A project of Common Dreams

For Immediate Release
Contact:

Olivia Burlingame, 301-613-4767

Climate Justice Alliance Joins Organizations Across the Country to Demand a #PeoplesBailout on #MayDay

Frontline communities and workers demand immediate relief & investment in long term recovery and a "down payment" on a regenerative economy.

WASHINGTON

Today, May 1, 2020, Climate Justice Alliance members, community groups and workers across the country are hosting actions to demand President Trump, Congress, and other local and state leaders act on the demands of working people, not corporations and the wealthy. Whether through a people's strike or demands to cancel rent and debt, a people's just recovery is what's in order, and it's possible right now.

In recent weeks, we've seen workers at Amazon and other corporations striking for safer working conditions and improved pay, while frontline health workers demand masks and protective equipment. Immigrant communities, excluded from the last stimulus package, are calling for immediate support and inclusion. Renters and homeowners have pressured landlords and banks to cancel rent and mortgage payments, while calling for a moratorium on water and electricity shut offs. Meanwhile, over 26 million people have filed for unemployment, making these solutions even more pressing.

This May Day, community groups and individuals are joining together to participate in local actions and a national virtual rally, twitter storms to Congress and the White House, car caravans to show support for essential workers and their livelihoods, and intentional shopping at local businesses while refusing to support chains that put profit over the safety and well-being of their own workers.

This is a pivotal moment for congressional and corporate leaders to not simply qualify frontline workers as "essential" but actually do something meaningful to ensure they can carry out their work with fair wages and under safe working conditions. Either elected officials will continue to spend billions bailing out Wall Street and oil companies or they will invest in the health, safety and well-being of millions of people through good jobs and the expansion of inclusive social safety nets. We need a People's Bailout that includes us all.

More information about local and national actions happening around the country can be found here.

Rosalinda Guillen, Community to Community (Washington)

"We need to look at containing COVID-19 in the food system from the human rights and food sovereignty perspective, not from the capitalist perspective of keeping profit margins up. Farmworkers, as essential workers, want to stay alive and need essential resources and enforceable rules in the workplace to survive and keep food on everyone's tables."

Antonio Tovar, Executive Director Farmworker Association of Florida

"Farmworkers ARE essential workers and have always been so, but for too long they have not been valued as such.

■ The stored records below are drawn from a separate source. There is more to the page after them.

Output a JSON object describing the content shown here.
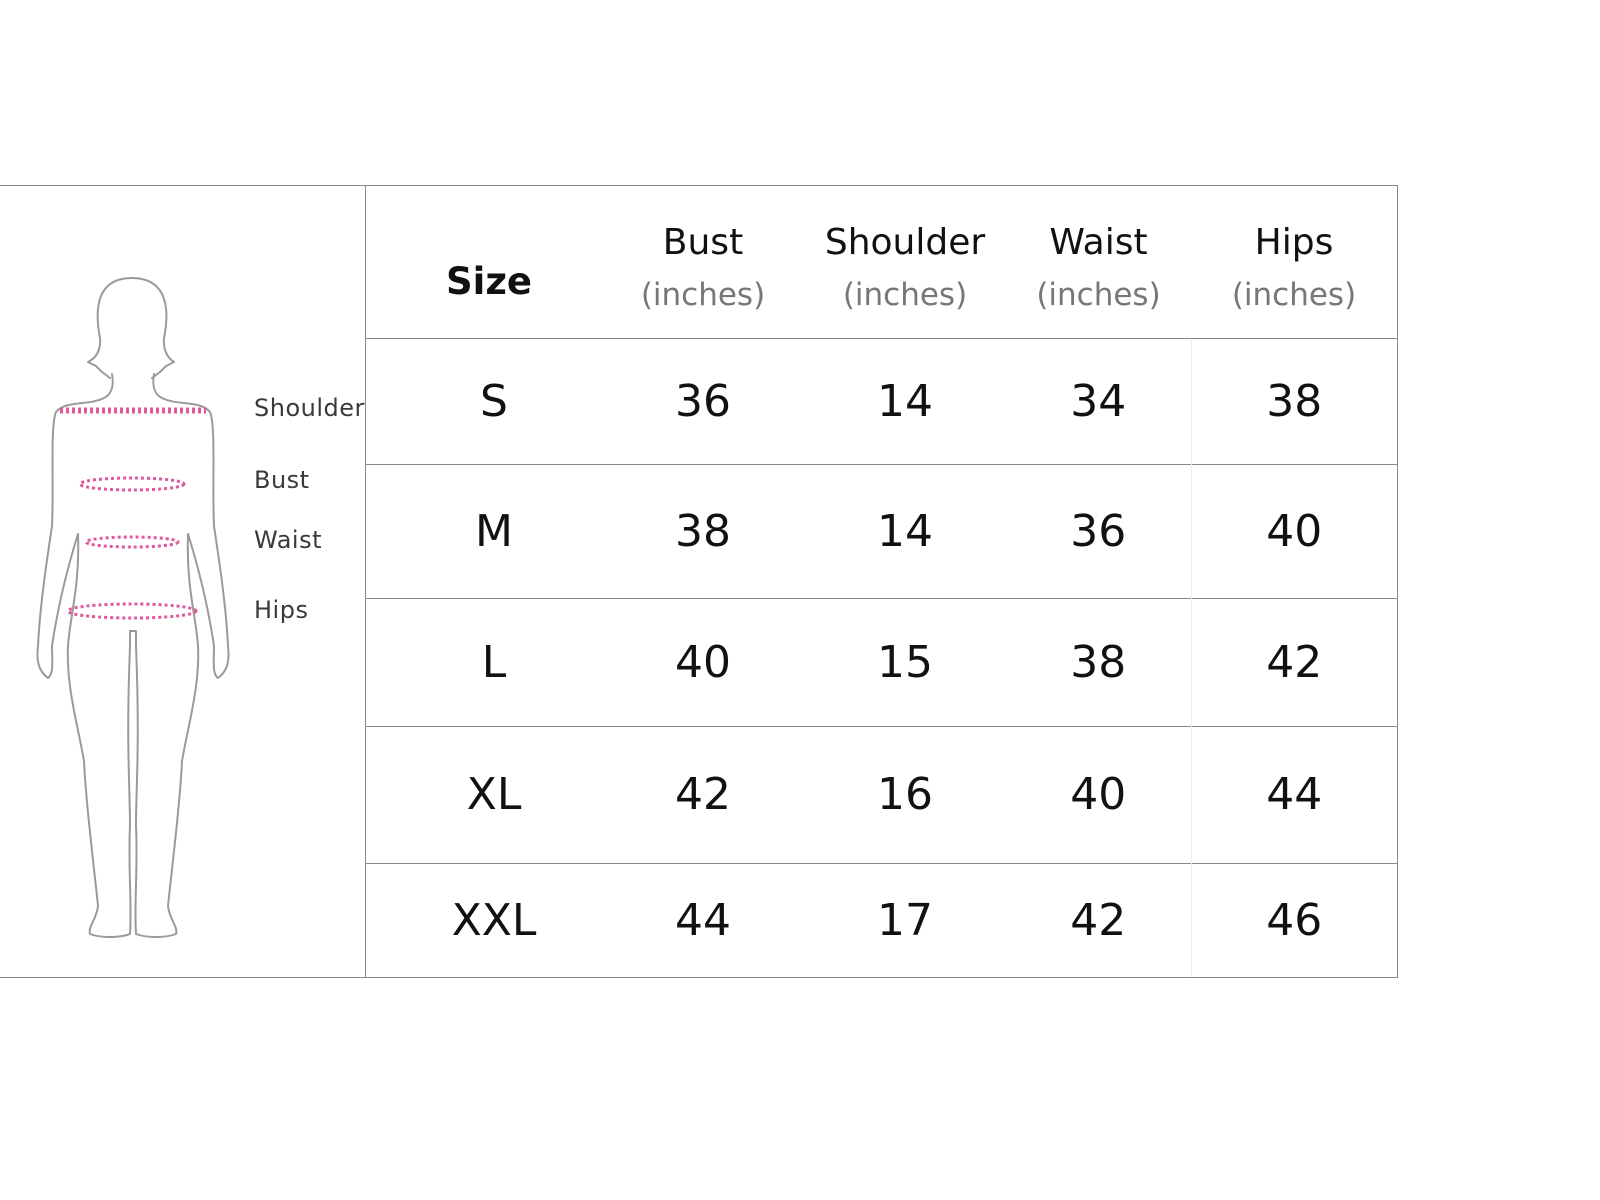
{
  "figure": {
    "labels": {
      "shoulder": "Shoulder",
      "bust": "Bust",
      "waist": "Waist",
      "hips": "Hips"
    },
    "measure_line_color": "#e05a9a",
    "outline_color": "#9a9a9a"
  },
  "table": {
    "header": {
      "size": "Size",
      "columns": [
        {
          "name": "Bust",
          "unit": "(inches)"
        },
        {
          "name": "Shoulder",
          "unit": "(inches)"
        },
        {
          "name": "Waist",
          "unit": "(inches)"
        },
        {
          "name": "Hips",
          "unit": "(inches)"
        }
      ]
    },
    "rows": [
      {
        "size": "S",
        "bust": "36",
        "shoulder": "14",
        "waist": "34",
        "hips": "38"
      },
      {
        "size": "M",
        "bust": "38",
        "shoulder": "14",
        "waist": "36",
        "hips": "40"
      },
      {
        "size": "L",
        "bust": "40",
        "shoulder": "15",
        "waist": "38",
        "hips": "42"
      },
      {
        "size": "XL",
        "bust": "42",
        "shoulder": "16",
        "waist": "40",
        "hips": "44"
      },
      {
        "size": "XXL",
        "bust": "44",
        "shoulder": "17",
        "waist": "42",
        "hips": "46"
      }
    ]
  }
}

In the same way that people applaud and thank healthcare workers in this crisis, everyone should thank farm workers as they sit down for every meal."

Davin Cardenas, Right to the City Alliance

"Today, renters, homeowners, and small businesses are taking action across the country to ensure that they aren't left behind as corporation after corporation is bailed out. Legislators need to put their money where their mouths are, to support the millions of people and 48% of renters nationwide who are unsure about how they will pay for rent in May, by cancelling rent, mortgages, and guarantee homes for all immediately."

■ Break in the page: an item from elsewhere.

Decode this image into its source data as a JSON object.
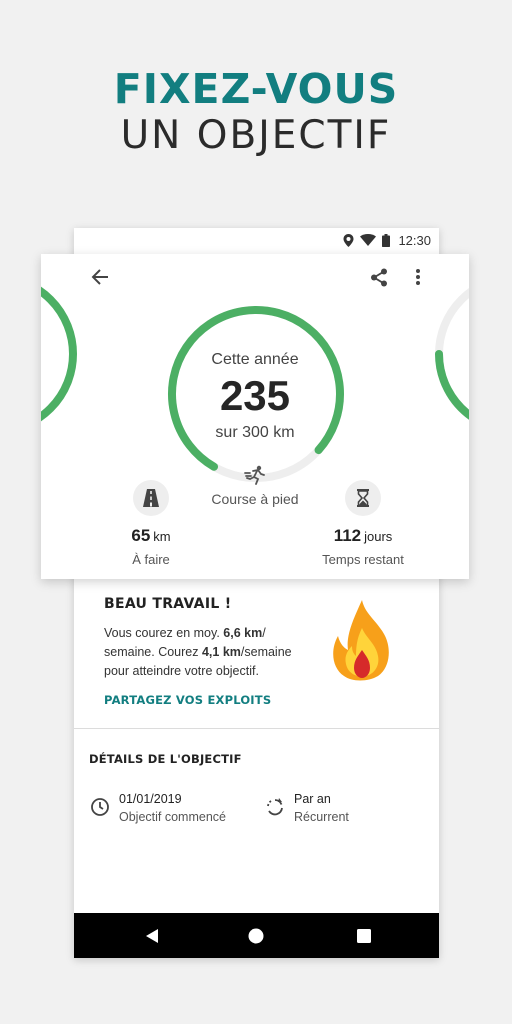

Tom Goldtooth, Executive Director of the Indigenous Environmental Network

"The Navajo Nation has one of the highest rates of Covid-19 infection rates in the country despite a population of 175,000. It's imperative we immediately get the resources we need to address this crisis. By ignoring the pandemic in Indian Country the US government continues its legacy of genocide."

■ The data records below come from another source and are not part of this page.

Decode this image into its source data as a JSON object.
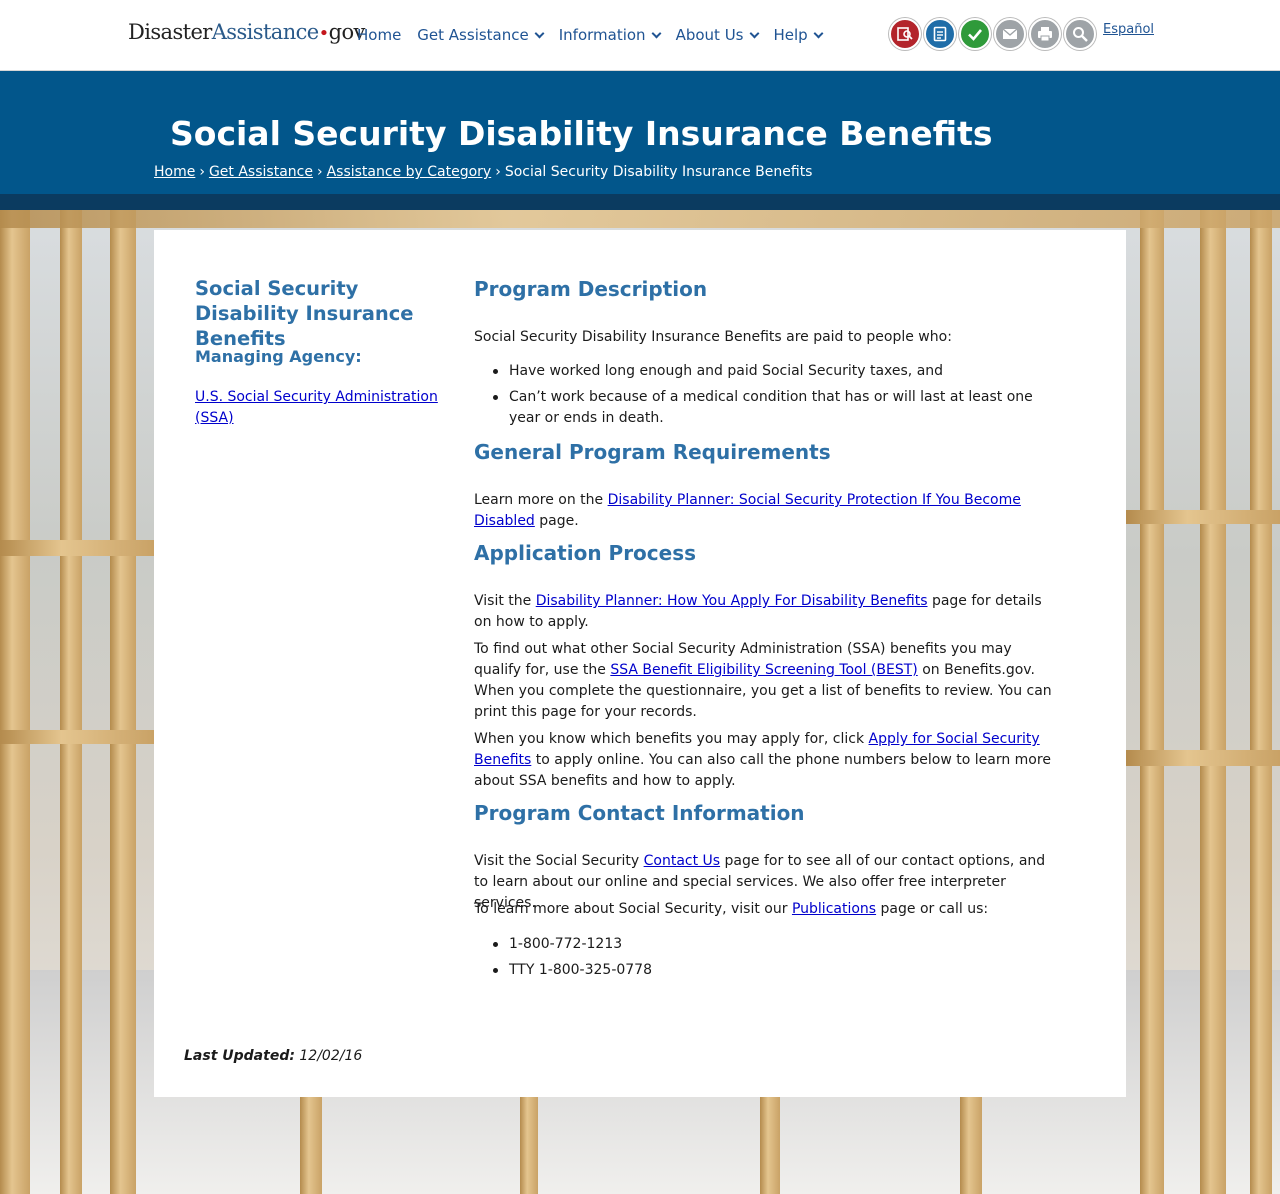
{
  "header": {
    "logo": {
      "part1": "Disaster",
      "part2": "Assistance",
      "dot": "•",
      "part3": "gov"
    },
    "nav": [
      {
        "label": "Home",
        "has_menu": false
      },
      {
        "label": "Get Assistance",
        "has_menu": true
      },
      {
        "label": "Information",
        "has_menu": true
      },
      {
        "label": "About Us",
        "has_menu": true
      },
      {
        "label": "Help",
        "has_menu": true
      }
    ],
    "tools": [
      {
        "icon": "find-assistance-icon",
        "color": "#b3242b"
      },
      {
        "icon": "apply-online-icon",
        "color": "#1f6da8"
      },
      {
        "icon": "check-status-icon",
        "color": "#2f9a3a"
      },
      {
        "icon": "email-icon",
        "color": "#9ea3a7"
      },
      {
        "icon": "print-icon",
        "color": "#9ea3a7"
      },
      {
        "icon": "search-icon",
        "color": "#9ea3a7"
      }
    ],
    "language_link": "Español"
  },
  "banner": {
    "title": "Social Security Disability Insurance Benefits",
    "breadcrumb": {
      "home": "Home",
      "get_assistance": "Get Assistance",
      "category": "Assistance by Category",
      "current": "Social Security Disability Insurance Benefits",
      "separator": "›"
    }
  },
  "sidebar": {
    "title": "Social Security Disability Insurance Benefits",
    "managing_label": "Managing Agency:",
    "agency_link": "U.S. Social Security Administration (SSA)"
  },
  "content": {
    "program_description": {
      "heading": "Program Description",
      "intro": "Social Security Disability Insurance Benefits are paid to people who:",
      "bullets": [
        "Have worked long enough and paid Social Security taxes, and",
        "Can’t work because of a medical condition that has or will last at least one year or ends in death."
      ]
    },
    "requirements": {
      "heading": "General Program Requirements",
      "pre": "Learn more on the ",
      "link": "Disability Planner: Social Security Protection If You Become Disabled",
      "post": " page."
    },
    "application": {
      "heading": "Application Process",
      "p1_pre": "Visit the ",
      "p1_link": "Disability Planner: How You Apply For Disability Benefits",
      "p1_post": " page for details on how to apply.",
      "p2_pre": "To find out what other Social Security Administration (SSA) benefits you may qualify for, use the ",
      "p2_link": "SSA Benefit Eligibility Screening Tool (BEST)",
      "p2_post": " on Benefits.gov. When you complete the questionnaire, you get a list of benefits to review. You can print this page for your records.",
      "p3_pre": "When you know which benefits you may apply for, click ",
      "p3_link": "Apply for Social Security Benefits",
      "p3_post": " to apply online. You can also call the phone numbers below to learn more about SSA benefits and how to apply."
    },
    "contact": {
      "heading": "Program Contact Information",
      "p1_pre": "Visit the Social Security ",
      "p1_link": "Contact Us",
      "p1_post": " page for to see all of our contact options, and to learn about our online and special services. We also offer free interpreter services.",
      "p2_pre": "To learn more about Social Security, visit our ",
      "p2_link": "Publications",
      "p2_post": " page or call us:",
      "phones": [
        "1-800-772-1213",
        "TTY 1-800-325-0778"
      ]
    }
  },
  "footer": {
    "updated_label": "Last Updated:",
    "updated_date": " 12/02/16"
  }
}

Climate Justice Alliance (CJA) formed in 2013 to create a new center of gravity in the climate movement by uniting frontline communities and organizations into a formidable force. Our translocal organizing strategy and mobilizing capacity is building a Just Transition away from extractive systems of production, consumption and political oppression, and towards resilient, regenerative and equitable economies. We believe that the process of transition must place race, gender and class at the center of the solutions equation in order to make it a truly Just Transition.